Cezayirli yönetmen Bouabdallah, Filistinlilerin yaşadığı zulmü İspanyol engizisyonuna benzetti

Cezayirli yönetmen Bouabdallah, Filistinlilerin yaşadığı zulmü İspanyol engizisyonuna benzetti

Bouabdallah, "Engizisyon döneminde yaşanan pek çok şey, dünyanın farklı yerlerinde tekrarlandı. Filistin halkının hem fiziken yok edilmesi hem de yaşadıkları topraklardan sürülmeleri ile bunun en trajik örneğine tanık oluyoruz." dedi.

İstanbul

"500 Years of Silence" (500 Yıllık Sessizlik), "Cordoba" (Kurtuba), "The Makkah Clock" (Mekke Saati) ve "Andalusian Encounters" (Endülüs Karşılaşmaları) filmlerine imza atan Cezayirli yönetmen, senarist ve yapımcı Bensalem Bouabdallah, Filistinlilerin yaşadığı zulmü, İspanyol engizisyonuna benzetti.

????

Son dönem çalışmalarına ve Türkiye sevgisine ilişkin
açıklamada bulunan Bouabdallah, İstanbul'u çok sevdiğini dile getirdi.

İstanbul'dan övgüyle bahseden Bouabdallah, "Sevgili arkadaşım ve kardeşim Faruk Aksoy, 'şehirlerin kraliçesi.' diyor. Ben bu ifadeyi çok seviyorum. Gerçekten de İstanbul şehirlerin kraliçesi. İstanbul, Doğu ile Batı'nın bir sembolü aslında. Bir tarafı Asya, diğer tarafı Avrupa. İstanbul sadece doğal ve coğrafi olarak değil birleştirdiği tarihi geçmişiyle de sembol. Bizans tarihi, bugün hala varlığını hissettiren Osmanlı tarihi ve günümüz tarihi. Tüm bunlar günümüzde çok sayıda insanı şehre çekiyor. Yani buraya gelen milyonlarca turist var. İstanbul dünyada çok ünlü.

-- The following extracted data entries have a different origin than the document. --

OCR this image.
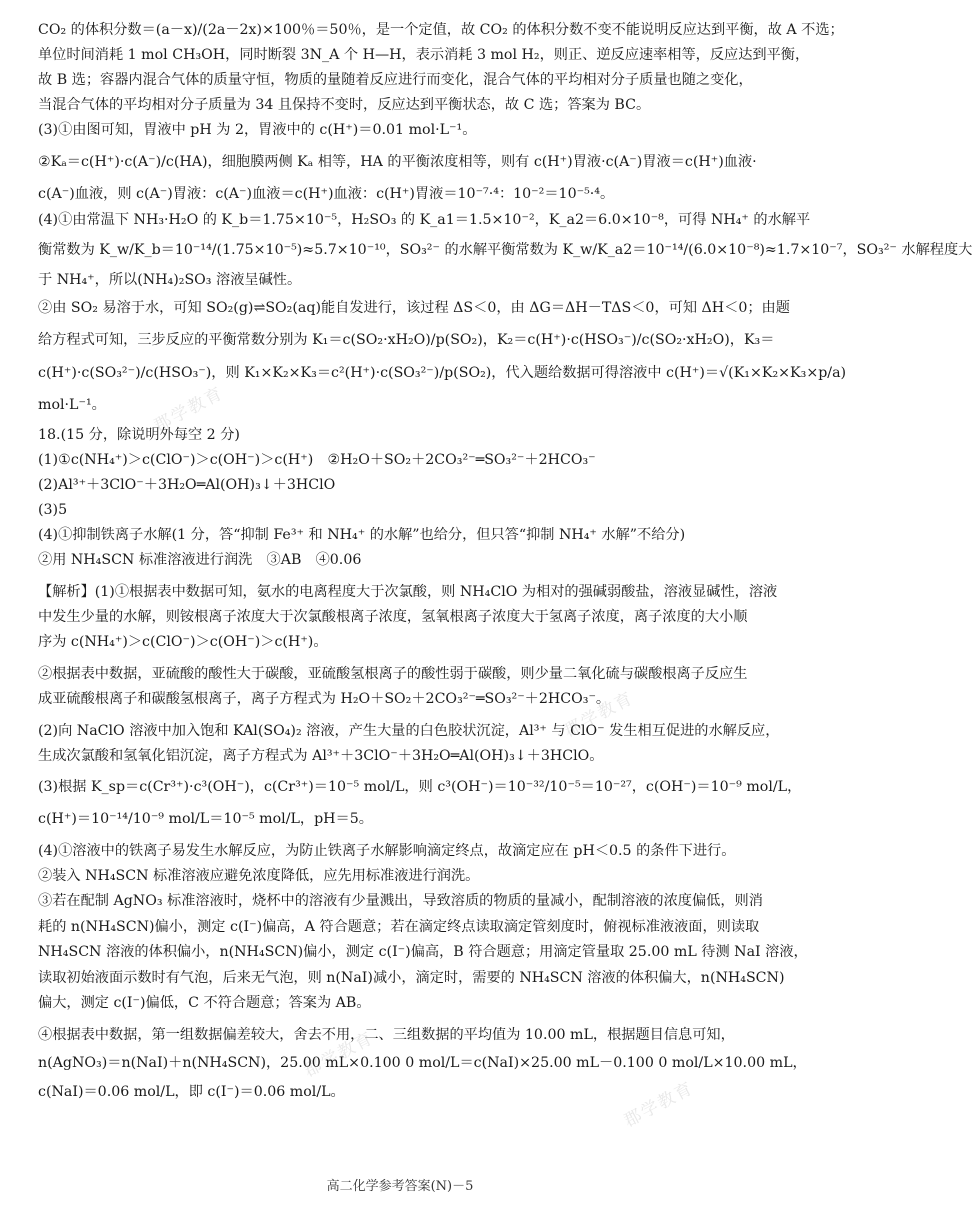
郡学教育
郡学教育
郡学教育
郡学教育
CO₂ 的体积分数＝(a－x)/(2a－2x)×100％＝50％，是一个定值，故 CO₂ 的体积分数不变不能说明反应达到平衡，故 A 不选；
单位时间消耗 1 mol CH₃OH，同时断裂 3N_A 个 H—H，表示消耗 3 mol H₂，则正、逆反应速率相等，反应达到平衡，
故 B 选；容器内混合气体的质量守恒，物质的量随着反应进行而变化，混合气体的平均相对分子质量也随之变化，
当混合气体的平均相对分子质量为 34 且保持不变时，反应达到平衡状态，故 C 选；答案为 BC。
(3)①由图可知，胃液中 pH 为 2，胃液中的 c(H⁺)＝0.01 mol·L⁻¹。
②Kₐ＝c(H⁺)·c(A⁻)/c(HA)，细胞膜两侧 Kₐ 相等，HA 的平衡浓度相等，则有 c(H⁺)胃液·c(A⁻)胃液＝c(H⁺)血液·
c(A⁻)血液，则 c(A⁻)胃液：c(A⁻)血液＝c(H⁺)血液：c(H⁺)胃液＝10⁻⁷·⁴：10⁻²＝10⁻⁵·⁴。
(4)①由常温下 NH₃·H₂O 的 K_b＝1.75×10⁻⁵，H₂SO₃ 的 K_a1＝1.5×10⁻²，K_a2＝6.0×10⁻⁸，可得 NH₄⁺ 的水解平
衡常数为 K_w/K_b＝10⁻¹⁴/(1.75×10⁻⁵)≈5.7×10⁻¹⁰，SO₃²⁻ 的水解平衡常数为 K_w/K_a2＝10⁻¹⁴/(6.0×10⁻⁸)≈1.7×10⁻⁷，SO₃²⁻ 水解程度大
于 NH₄⁺，所以(NH₄)₂SO₃ 溶液呈碱性。
②由 SO₂ 易溶于水，可知 SO₂(g)⇌SO₂(aq)能自发进行，该过程 ΔS＜0，由 ΔG＝ΔH－TΔS＜0，可知 ΔH＜0；由题
给方程式可知，三步反应的平衡常数分别为 K₁＝c(SO₂·xH₂O)/p(SO₂)，K₂＝c(H⁺)·c(HSO₃⁻)/c(SO₂·xH₂O)，K₃＝
c(H⁺)·c(SO₃²⁻)/c(HSO₃⁻)，则 K₁×K₂×K₃＝c²(H⁺)·c(SO₃²⁻)/p(SO₂)，代入题给数据可得溶液中 c(H⁺)＝√(K₁×K₂×K₃×p/a)
mol·L⁻¹。
18.(15 分，除说明外每空 2 分)
(1)①c(NH₄⁺)＞c(ClO⁻)＞c(OH⁻)＞c(H⁺)　②H₂O＋SO₂＋2CO₃²⁻═SO₃²⁻＋2HCO₃⁻
(2)Al³⁺＋3ClO⁻＋3H₂O═Al(OH)₃↓＋3HClO
(3)5
(4)①抑制铁离子水解(1 分，答“抑制 Fe³⁺ 和 NH₄⁺ 的水解”也给分，但只答“抑制 NH₄⁺ 水解”不给分)
②用 NH₄SCN 标准溶液进行润洗　③AB　④0.06
【解析】(1)①根据表中数据可知，氨水的电离程度大于次氯酸，则 NH₄ClO 为相对的强碱弱酸盐，溶液显碱性，溶液
中发生少量的水解，则铵根离子浓度大于次氯酸根离子浓度，氢氧根离子浓度大于氢离子浓度，离子浓度的大小顺
序为 c(NH₄⁺)＞c(ClO⁻)＞c(OH⁻)＞c(H⁺)。
②根据表中数据，亚硫酸的酸性大于碳酸，亚硫酸氢根离子的酸性弱于碳酸，则少量二氧化硫与碳酸根离子反应生
成亚硫酸根离子和碳酸氢根离子，离子方程式为 H₂O＋SO₂＋2CO₃²⁻═SO₃²⁻＋2HCO₃⁻。
(2)向 NaClO 溶液中加入饱和 KAl(SO₄)₂ 溶液，产生大量的白色胶状沉淀，Al³⁺ 与 ClO⁻ 发生相互促进的水解反应，
生成次氯酸和氢氧化铝沉淀，离子方程式为 Al³⁺＋3ClO⁻＋3H₂O═Al(OH)₃↓＋3HClO。
(3)根据 K_sp＝c(Cr³⁺)·c³(OH⁻)，c(Cr³⁺)＝10⁻⁵ mol/L，则 c³(OH⁻)＝10⁻³²/10⁻⁵＝10⁻²⁷，c(OH⁻)＝10⁻⁹ mol/L，
c(H⁺)＝10⁻¹⁴/10⁻⁹ mol/L＝10⁻⁵ mol/L，pH＝5。
(4)①溶液中的铁离子易发生水解反应，为防止铁离子水解影响滴定终点，故滴定应在 pH＜0.5 的条件下进行。
②装入 NH₄SCN 标准溶液应避免浓度降低，应先用标准液进行润洗。
③若在配制 AgNO₃ 标准溶液时，烧杯中的溶液有少量溅出，导致溶质的物质的量减小，配制溶液的浓度偏低，则消
耗的 n(NH₄SCN)偏小，测定 c(I⁻)偏高，A 符合题意；若在滴定终点读取滴定管刻度时，俯视标准液液面，则读取
NH₄SCN 溶液的体积偏小，n(NH₄SCN)偏小，测定 c(I⁻)偏高，B 符合题意；用滴定管量取 25.00 mL 待测 NaI 溶液，
读取初始液面示数时有气泡，后来无气泡，则 n(NaI)减小，滴定时，需要的 NH₄SCN 溶液的体积偏大，n(NH₄SCN)
偏大，测定 c(I⁻)偏低，C 不符合题意；答案为 AB。
④根据表中数据，第一组数据偏差较大，舍去不用，二、三组数据的平均值为 10.00 mL，根据题目信息可知，
n(AgNO₃)＝n(NaI)＋n(NH₄SCN)，25.00 mL×0.100 0 mol/L＝c(NaI)×25.00 mL－0.100 0 mol/L×10.00 mL，
c(NaI)＝0.06 mol/L，即 c(I⁻)＝0.06 mol/L。
高二化学参考答案(N)－5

Nerede olursanız olun, Avrupa'da veya başka bir yerde, birisi size, 'İstanbul'a gidiyorum. İstanbul'da bir hafta geçireceğim.' diyebiliyor. İstanbul ayrıca son derece hareketli, ilham verici ve kraliçe bir şehir." diye konuştu.

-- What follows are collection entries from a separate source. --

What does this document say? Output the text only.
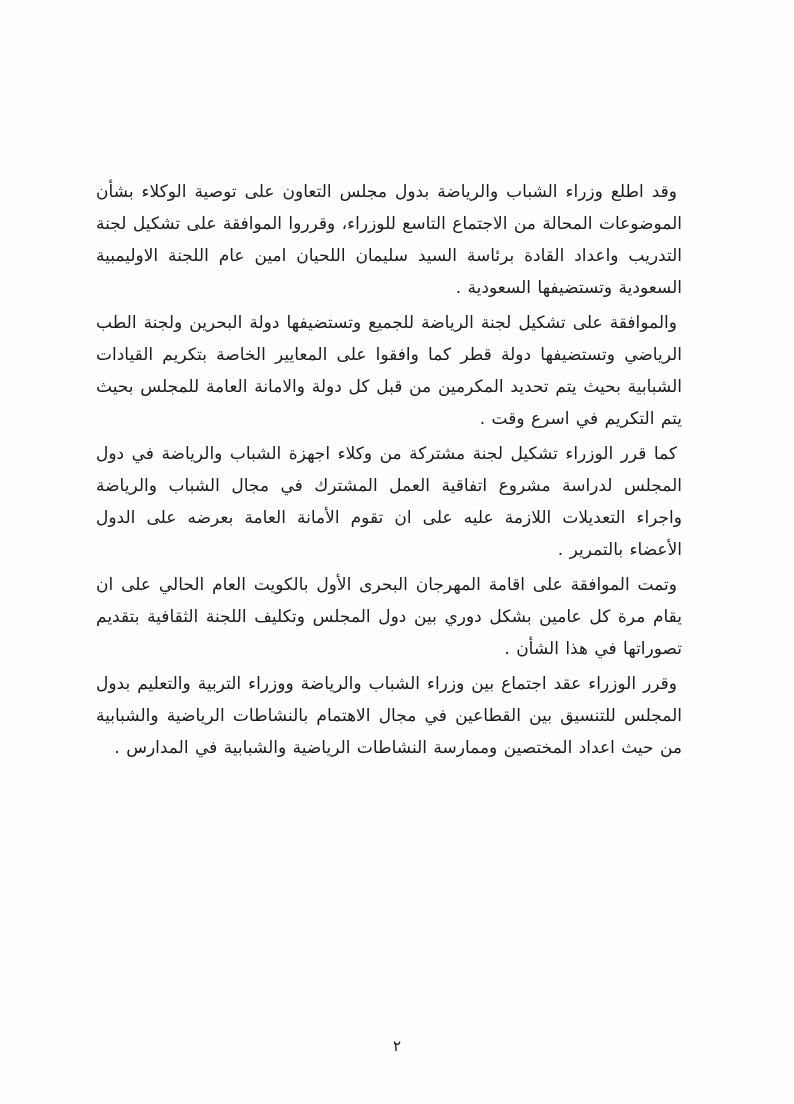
وقد اطلع وزراء الشباب والرياضة بدول مجلس التعاون على توصية الوكلاء بشأن الموضوعات المحالة من الاجتماع التاسع للوزراء، وقرروا الموافقة على تشكيل لجنة التدريب واعداد القادة برئاسة السيد سليمان اللحيان امين عام اللجنة الاوليمبية السعودية وتستضيفها السعودية .

والموافقة على تشكيل لجنة الرياضة للجميع وتستضيفها دولة البحرين ولجنة الطب الرياضي وتستضيفها دولة قطر كما وافقوا على المعايير الخاصة بتكريم القيادات الشبابية بحيث يتم تحديد المكرمين من قبل كل دولة والامانة العامة للمجلس بحيث يتم التكريم في اسرع وقت .

كما قرر الوزراء تشكيل لجنة مشتركة من وكلاء اجهزة الشباب والرياضة في دول المجلس لدراسة مشروع اتفاقية العمل المشترك في مجال الشباب والرياضة واجراء التعديلات اللازمة عليه على ان تقوم الأمانة العامة بعرضه على الدول الأعضاء بالتمرير .

وتمت الموافقة على اقامة المهرجان البحرى الأول بالكويت العام الحالي على ان يقام مرة كل عامين بشكل دوري بين دول المجلس وتكليف اللجنة الثقافية بتقديم تصوراتها في هذا الشأن .

وقرر الوزراء عقد اجتماع بين وزراء الشباب والرياضة ووزراء التربية والتعليم بدول المجلس للتنسيق بين القطاعين في مجال الاهتمام بالنشاطات الرياضية والشبابية من حيث اعداد المختصين وممارسة النشاطات الرياضية والشبابية في المدارس .

٢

"16 yüzyılda yaşananlar bugün Gazze’de yaşananlara benziyor"

Yönetmen Bouabdallah, son dönemde bir dizi film üzerine çalıştığını belirterek, şunları kaydetti:

"Şimdiye kadar yaptıklarımdan biraz daha büyük bir şey üretmemin doğal bir gelişim olduğunu hissediyorum. Bu yüzden şu anda birkaç proje üzerinde çalışıyorum. Bunlardan biri, Moriskolar hakkında altı bölümlük büyük bir televizyon dizisi. Moriskolar, 16. ve 17. yüzyıllarda, İspanyol engizisyonu döneminde İspanya'dan göçe zorlanan Müslümanlar. Bu çok büyük ve çok önemli bir proje. Çünkü her ne kadar 16. yüzyılda, çok eskiden yaşanmış olsa da, bugün yaşanan olaylarla büyük benzerlikler taşıyor. Özellikle bugün Gazze’de yaşananlara benziyor. Filistinliler topraklarından zorla çıkarılıyor, öldürülüyor. Engizisyon döneminde yaşanan pek çok şey, sonraki beş yüzyıl boyunca dünyanın farklı yerlerinde tekrarlandı. Bugün, Filistin halkının hem fiziken yok edilmesi hem de yaşadıkları topraklardan sürülmeleri ile bunun en trajik örneğine tanık oluyoruz. Tarih, ancak günümüzle bağlantı kurduğunda anlam kazanır. 'Tarih kendini tekrar eder.' denilir. Şu anda hazırlıklarını yaptığımız dizi biraz zaman alacak olsa da dünyada bugünkü durumla bire bir örtüşen bir hikayeyi anlatacak."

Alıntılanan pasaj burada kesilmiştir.